The markets are awash in frightening numbers and we’ve got another one to add to the heaping pile: Just 15 percent of board seats at the companies that have gone public this year are held by women. One of the companies that IPOed, California-based pharmaceuticals manufacturer Arcutis, did so with zero female directors, in violation of the state’s new law banning all-male boards.
While several headlines last week trumpeted the excellent news that 2019’s biggest IPOs saw a record increase in the share of women board directors, this year’s numbers — so far — seem to indicate that true momentum on that front has yet to get solid traction.
Last year, women held 21.9 percent of board seats in the top 25 largest IPOs and just one company, cannabis goods distributor Greenlane, made its public debut with no women directors, according to the nonprofit 2020 Women on Boards.
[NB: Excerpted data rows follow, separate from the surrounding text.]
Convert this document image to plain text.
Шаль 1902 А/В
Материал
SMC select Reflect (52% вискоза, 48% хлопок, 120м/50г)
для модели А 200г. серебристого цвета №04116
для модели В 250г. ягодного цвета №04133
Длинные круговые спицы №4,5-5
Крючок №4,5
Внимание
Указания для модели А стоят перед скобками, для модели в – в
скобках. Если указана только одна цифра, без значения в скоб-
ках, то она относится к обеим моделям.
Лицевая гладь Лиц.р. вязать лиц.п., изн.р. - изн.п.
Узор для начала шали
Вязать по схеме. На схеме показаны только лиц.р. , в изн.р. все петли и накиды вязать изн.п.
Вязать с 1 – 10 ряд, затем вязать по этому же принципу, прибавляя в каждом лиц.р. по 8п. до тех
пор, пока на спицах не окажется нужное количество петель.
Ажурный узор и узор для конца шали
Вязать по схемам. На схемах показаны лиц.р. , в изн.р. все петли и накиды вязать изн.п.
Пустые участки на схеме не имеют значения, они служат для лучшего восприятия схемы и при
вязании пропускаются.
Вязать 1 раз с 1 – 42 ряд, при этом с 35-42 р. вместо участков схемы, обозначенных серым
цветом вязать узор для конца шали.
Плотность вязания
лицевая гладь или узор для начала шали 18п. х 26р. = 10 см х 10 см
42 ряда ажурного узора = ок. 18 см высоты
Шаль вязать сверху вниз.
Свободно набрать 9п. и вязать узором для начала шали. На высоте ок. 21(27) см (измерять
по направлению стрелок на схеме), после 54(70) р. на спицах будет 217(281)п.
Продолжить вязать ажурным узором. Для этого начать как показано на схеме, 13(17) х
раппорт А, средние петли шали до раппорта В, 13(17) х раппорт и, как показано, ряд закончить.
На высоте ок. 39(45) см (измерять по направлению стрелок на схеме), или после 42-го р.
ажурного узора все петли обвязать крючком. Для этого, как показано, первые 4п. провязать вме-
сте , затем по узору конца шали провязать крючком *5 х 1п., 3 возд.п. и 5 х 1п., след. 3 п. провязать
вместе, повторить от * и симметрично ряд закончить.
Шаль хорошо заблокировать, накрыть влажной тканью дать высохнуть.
That 21.9 percent number is up from a paltry five-year average of just 10 percent.
These numbers only tally the biggest IPOs so can’t be directly compared to this year’s stats — bigger companies typically have more accountability (though not always!) and therefore better gender representation — but things are surely heading in the wrong direction. And, based on market caps, it’s possible that Arcutis could very well be among this year’s bigger IPOs, and biotech firm PPD, which had just one female board member (making its average 11 percent — see chart below), will almost certainly make the list.
“If we’re not changing how we’re running our boards, nothing changes,” Sheryl O’Loughlin, the founder of theBoardlist — a database of qualified prospective female board directors — recently told the New York Times.
The bad news numbers for this year don’t stop with the 15 percent — there is only one female CEO among the 17 companies that have IPOed and just 20 percent of the executives named in the SEC filings are women. In total, there were six companies that went public with zero women on their boards and four that went public with just one female director. Annovis Bio, the sole company with a woman CEO, Maria Maccecchini, also had the highest percentage of female board members at 40 percent. (Note that our analysis only includes U.S.-based companies and does not include special purpose acquisition companies.)
There were 43 companies that were non-compliant with California’s Women on Boards law as of Dec. 31, 2019, according to a report published last week by the California Secretary of State. Arcutis is the only California-based company to IPO this year with no women on its board. Three other California-based companies have gone public thus far this year: Revolution Medicines, which has a board that is 25 percent female; 1Life/OneMedical, with a board that is 22 percent female; and Velocity Financial, with a board that is 17 percent female. There is a $100,000 fine for companies that do not comply with the state’s law; however, because of ongoing litigation over the statute, the penalty fees are not currently being collected.
In a statement previously given to Boss Betty, Arcutis CEO Frank Watanabe said that the company is “focused on recruiting qualified female executives and directors not only to comply with California’s laws regarding board diversity, but more importantly because our board and leadership team see a need for the biotechnology industry to better utilize the talents and potential of women in our industry.” BTW, the Arcutis IPO was underwritten by Goldman Sachs, which has pledged that starting this summer, it will not bring companies public unless they have at least one diverse board member, “with a focus on women,” per Goldman CEO David Solomon.
The European Union is revisiting a 2012 draft plan requiring that a minimum of 40 percent of non-executive board seats at European-listed companies be held by women. As in California, where women now account for 45 percent of new board seats at Russell 3000 companies headquartered in the state, advances towards boardroom gender parity have been made in France, Germany, Italy and Belgium thanks to mandatory minimums. Quotas are “a necessary evil, in the sense we have to use quotas because otherwise we will wait another 100 years for things to change by themselves,” said EU commissioner for equality, Helena Dalli.